We’ve had a lot of interest in our new auto-scaling PostgreSQL offering and lots of queries about various aspects of the service. We’ll be sharing more detailed information in the coming weeks, but we thought we’d address some of those initial queries here. Enjoy.
1: What does auto-scaling mean?
We use the storage size as a basis for the allocation of resources. This means as storage size goes up, we increase the number of IOPs, the amount of RAM and CPU capacity in tandem with that storage size increase. If scaled to a terabyte of storage, you would have access to 100GB of RAM, 60,000 random IOPS and 12 full CPU cores.
Our RAM-to-storage ratio is pretty simple – 1:10. So with 10GB of storage you’d get 1GB of RAM for your deployment. The auto-scaling criteria we use is based on our experience, but if you need to have more control of how you scale, we can arrange manual scaling for you.
2: How do you scale?
Quite simply, we’re focused on vertical scaling. We take a vanilla PostgreSQL setup on big, well-specified servers and use that as a platform for scaling resources vertically. We haven’t discussed how we do this for PostgreSQL, but we have talked about the principles behind it in How We Scale MongoDB.
3: Other services seem to offer more storage for less money. Are they offering the same thing?
No, we use enterprise-grade SSDs with more raw IO capacity than you’d get on an AWS EC2 instance backed by AWS EBS. We’ve built our system for high-performance PostgreSQL users, rather than users who have databases full of cold data and a much smaller set of hot data.
Also, remember that Compose pricing includes failover, backups, upgrades, monitoring and all the other services that many platforms offer as separately prices add-ons.
4: Do you limit connections to the database?
We’re tuning the connection limits while we are in beta, but we don’t scale those limits. We prefer to set that as high as we can without impacting stability, then let people shoot themselves in the foot if they want. If you do run into connection limit issues, let us know and we’ll happily adjust them for you or show you other ways of getting the number of connections you need.

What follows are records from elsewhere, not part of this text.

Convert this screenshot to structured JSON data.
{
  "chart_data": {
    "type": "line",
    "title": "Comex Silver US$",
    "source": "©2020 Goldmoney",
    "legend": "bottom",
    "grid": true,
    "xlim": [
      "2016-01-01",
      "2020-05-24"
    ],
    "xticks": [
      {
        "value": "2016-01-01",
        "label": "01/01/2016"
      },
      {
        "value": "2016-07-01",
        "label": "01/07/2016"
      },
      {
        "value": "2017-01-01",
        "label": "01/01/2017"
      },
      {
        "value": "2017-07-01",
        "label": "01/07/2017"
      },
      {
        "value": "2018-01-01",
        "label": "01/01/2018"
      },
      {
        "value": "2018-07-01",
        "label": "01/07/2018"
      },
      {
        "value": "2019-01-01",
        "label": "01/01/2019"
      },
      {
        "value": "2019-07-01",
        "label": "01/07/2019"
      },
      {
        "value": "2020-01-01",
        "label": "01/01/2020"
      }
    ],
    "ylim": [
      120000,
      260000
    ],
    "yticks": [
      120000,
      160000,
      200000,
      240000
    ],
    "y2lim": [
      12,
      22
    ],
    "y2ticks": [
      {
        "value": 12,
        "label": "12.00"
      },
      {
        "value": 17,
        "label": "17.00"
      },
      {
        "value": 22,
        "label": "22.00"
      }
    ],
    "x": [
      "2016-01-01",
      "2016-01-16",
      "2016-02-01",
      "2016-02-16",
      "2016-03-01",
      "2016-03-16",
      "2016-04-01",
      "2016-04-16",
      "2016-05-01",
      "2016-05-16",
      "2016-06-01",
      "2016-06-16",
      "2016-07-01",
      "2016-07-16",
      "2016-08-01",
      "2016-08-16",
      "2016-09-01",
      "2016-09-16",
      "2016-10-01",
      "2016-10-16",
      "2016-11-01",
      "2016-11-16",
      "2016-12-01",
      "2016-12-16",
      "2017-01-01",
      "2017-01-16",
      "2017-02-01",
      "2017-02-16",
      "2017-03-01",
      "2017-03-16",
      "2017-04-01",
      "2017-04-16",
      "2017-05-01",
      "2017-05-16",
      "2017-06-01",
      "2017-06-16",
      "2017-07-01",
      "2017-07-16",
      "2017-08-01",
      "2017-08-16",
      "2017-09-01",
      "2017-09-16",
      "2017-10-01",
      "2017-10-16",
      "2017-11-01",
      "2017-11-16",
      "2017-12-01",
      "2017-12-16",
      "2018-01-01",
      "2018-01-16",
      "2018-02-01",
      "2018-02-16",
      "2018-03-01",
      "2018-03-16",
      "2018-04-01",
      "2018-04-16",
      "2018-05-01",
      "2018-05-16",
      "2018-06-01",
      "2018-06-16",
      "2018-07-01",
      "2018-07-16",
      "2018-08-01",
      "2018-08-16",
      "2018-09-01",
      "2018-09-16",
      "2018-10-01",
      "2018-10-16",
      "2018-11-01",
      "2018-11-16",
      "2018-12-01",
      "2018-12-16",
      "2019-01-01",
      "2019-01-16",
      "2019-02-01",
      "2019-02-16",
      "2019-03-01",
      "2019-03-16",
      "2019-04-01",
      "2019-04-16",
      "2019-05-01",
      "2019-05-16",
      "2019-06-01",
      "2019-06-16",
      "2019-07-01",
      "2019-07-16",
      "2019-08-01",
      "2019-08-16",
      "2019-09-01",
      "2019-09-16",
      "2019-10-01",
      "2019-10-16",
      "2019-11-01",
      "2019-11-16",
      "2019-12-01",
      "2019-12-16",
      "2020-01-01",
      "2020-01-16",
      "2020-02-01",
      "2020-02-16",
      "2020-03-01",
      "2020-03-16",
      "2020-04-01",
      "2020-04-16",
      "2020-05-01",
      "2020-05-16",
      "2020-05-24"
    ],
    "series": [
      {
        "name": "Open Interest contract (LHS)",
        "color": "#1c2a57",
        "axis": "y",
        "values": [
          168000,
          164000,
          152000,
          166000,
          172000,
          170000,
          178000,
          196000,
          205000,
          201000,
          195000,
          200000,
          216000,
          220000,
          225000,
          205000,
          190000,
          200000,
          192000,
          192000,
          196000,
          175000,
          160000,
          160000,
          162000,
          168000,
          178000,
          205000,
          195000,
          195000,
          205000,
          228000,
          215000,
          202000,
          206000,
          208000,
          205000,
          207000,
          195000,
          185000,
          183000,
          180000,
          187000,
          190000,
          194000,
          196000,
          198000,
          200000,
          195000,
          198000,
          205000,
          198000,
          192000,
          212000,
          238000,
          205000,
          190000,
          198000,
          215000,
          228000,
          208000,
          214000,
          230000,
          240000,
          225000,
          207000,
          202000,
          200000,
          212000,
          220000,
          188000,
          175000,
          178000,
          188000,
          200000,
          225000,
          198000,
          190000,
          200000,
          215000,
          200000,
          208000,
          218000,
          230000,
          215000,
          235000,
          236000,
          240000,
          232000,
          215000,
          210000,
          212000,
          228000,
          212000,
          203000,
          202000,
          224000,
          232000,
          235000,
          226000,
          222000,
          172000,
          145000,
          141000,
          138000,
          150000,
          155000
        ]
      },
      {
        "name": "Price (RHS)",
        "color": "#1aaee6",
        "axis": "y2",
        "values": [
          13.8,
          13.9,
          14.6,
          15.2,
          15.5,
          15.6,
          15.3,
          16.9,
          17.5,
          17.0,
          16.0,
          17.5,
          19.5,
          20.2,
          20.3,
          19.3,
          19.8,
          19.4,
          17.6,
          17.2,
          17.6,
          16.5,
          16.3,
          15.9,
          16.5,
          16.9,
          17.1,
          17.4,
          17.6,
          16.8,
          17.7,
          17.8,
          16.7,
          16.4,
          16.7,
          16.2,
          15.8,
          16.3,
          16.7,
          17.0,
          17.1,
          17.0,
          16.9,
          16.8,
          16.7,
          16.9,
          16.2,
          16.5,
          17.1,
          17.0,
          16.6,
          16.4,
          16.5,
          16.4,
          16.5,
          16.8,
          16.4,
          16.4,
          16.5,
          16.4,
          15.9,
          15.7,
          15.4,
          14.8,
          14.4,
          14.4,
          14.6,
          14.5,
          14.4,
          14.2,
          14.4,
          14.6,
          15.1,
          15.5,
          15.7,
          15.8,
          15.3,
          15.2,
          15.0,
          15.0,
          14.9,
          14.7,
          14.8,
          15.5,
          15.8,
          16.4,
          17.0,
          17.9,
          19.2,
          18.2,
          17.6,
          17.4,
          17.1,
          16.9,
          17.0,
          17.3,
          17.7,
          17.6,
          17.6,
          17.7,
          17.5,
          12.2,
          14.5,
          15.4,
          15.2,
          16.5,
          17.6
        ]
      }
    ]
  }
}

5: Don’t you suffer from Amazon Web Services’ poor storage performance?
No, because we don’t use AWS’ EBS storage. We run our own hardware and use high performance ephemeral SSD arrays on our i2 AWS instances. Our benchmarking of the i2s show their IO performance to be quite good, which is what you’d expect of local SSDs. The physical servers are “old-school” redundant with RAID-10 and dual power supplies.
6: How do you configure the systems for high availability and replication?
Deployments are spread over two physical servers. The write-ahead log (WAL) is then streamed to the slave database and offsite secondary storage. Replication is currently asynchronous, which means there’s a potentially small window of data loss if a whole server goes. In the future, we’re considering letting users opt in to synchronous replication, but we don’t have that option available yet. A future article will have an in-depth look at our configuration.
7: From which datacenters is PostgreSQL on Compose currently available?
We know, and recommend, that people select datacenters as close to their applications as possible. That said, PostgreSQL is currently available in Ashburn, Virginia, near AWS us-east-1, and Dublin, Ireland, near AWS eu-west-1. We’ll be making it available in more locations in the future based on demand.